On the face of it this seems like pushing at a closed door as PM Rishi Sunak and his allies clearly see Silicon Valley as something the UK should try hard to emulate. So it’s prepared to commit slender education funding to programming and the recruitment of maths and science teachers (hardly successful so far) while neglecting what’s called the arts, which includes the likes of English, history and languages.
Creative Industry Alliance members include D&AD president Jack Renwick, Kate Stanners from Saatchi & Saatchi and adam&eveDDB creative supremo Richard Brim.
The point about the arts, of course, is that they’re supposed to teach you how to think and enable students to question received orthodoxy. Rather need today, one might think, when the world seems dominated by mad scientists like Elon Musk, Mark Zuckerberg and the proponents of AI (including the big ad holding companies.). Musk and co., of course, are precisely the people Sunak and his allies look up to.
The Alliance says: “Our creative companies lead the world, and our skills are sought by clients globally – in 2019 we accounted for nearly 12% of total UK service exports,” the letter said.
“Yet every year we find it harder and harder to recruit the diversity of talent we need.
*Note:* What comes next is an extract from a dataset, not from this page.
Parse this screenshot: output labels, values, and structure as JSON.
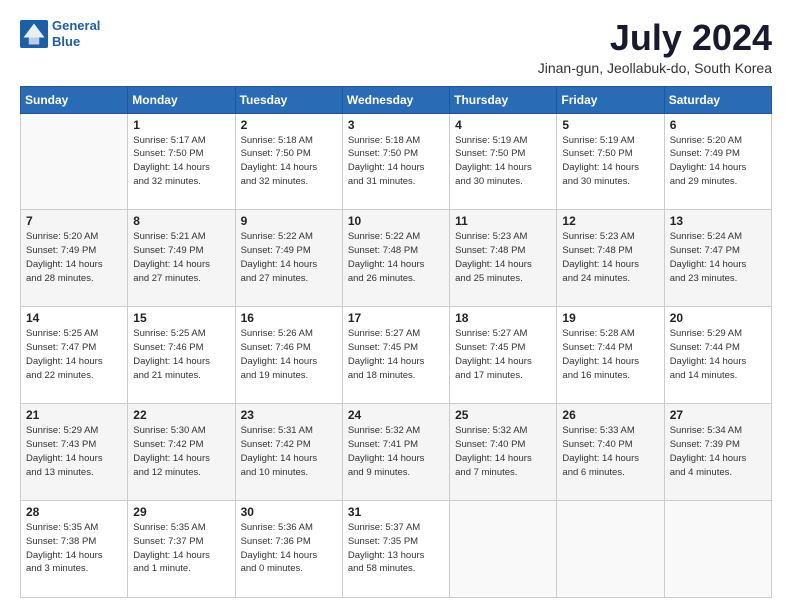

We see an ever-increasing proportion of applicants from fee-paying school backgrounds where it is possible to study and gain qualifications in subjects like art and design, and fewer from state school backgrounds where these subjects are increasingly rare.
“This restricts not only the potential talent pool, but also the diversity of our teams. An industry like ours depends on diversity of background, perspective, and ideas.”
It’s calling for four actions:
• Restore arts funding in state schools to 2010 levels
• Establish a taskforce to reverse the decline in arts teacher recruitment
• Review creative education assessment and develop new models of creative education
• Deliver funding for opportunity sharing between state schools and the creative industries.
A petition has also been launched to support the campaign (link above).
Supporters of what used to be called a classical education have hardly been strengthened by that Classics-quoting buffoon Boris Johnson, who’s never shown much evidence of being able to think about much apart from his own self-interest.
But adland anyway is a poorer place these days, decades of recruiting only middle-class graduates have led to a vanilla industry. Creative Industry Alliance should keep banging the drum. Even if it seems as though nobody’s listening.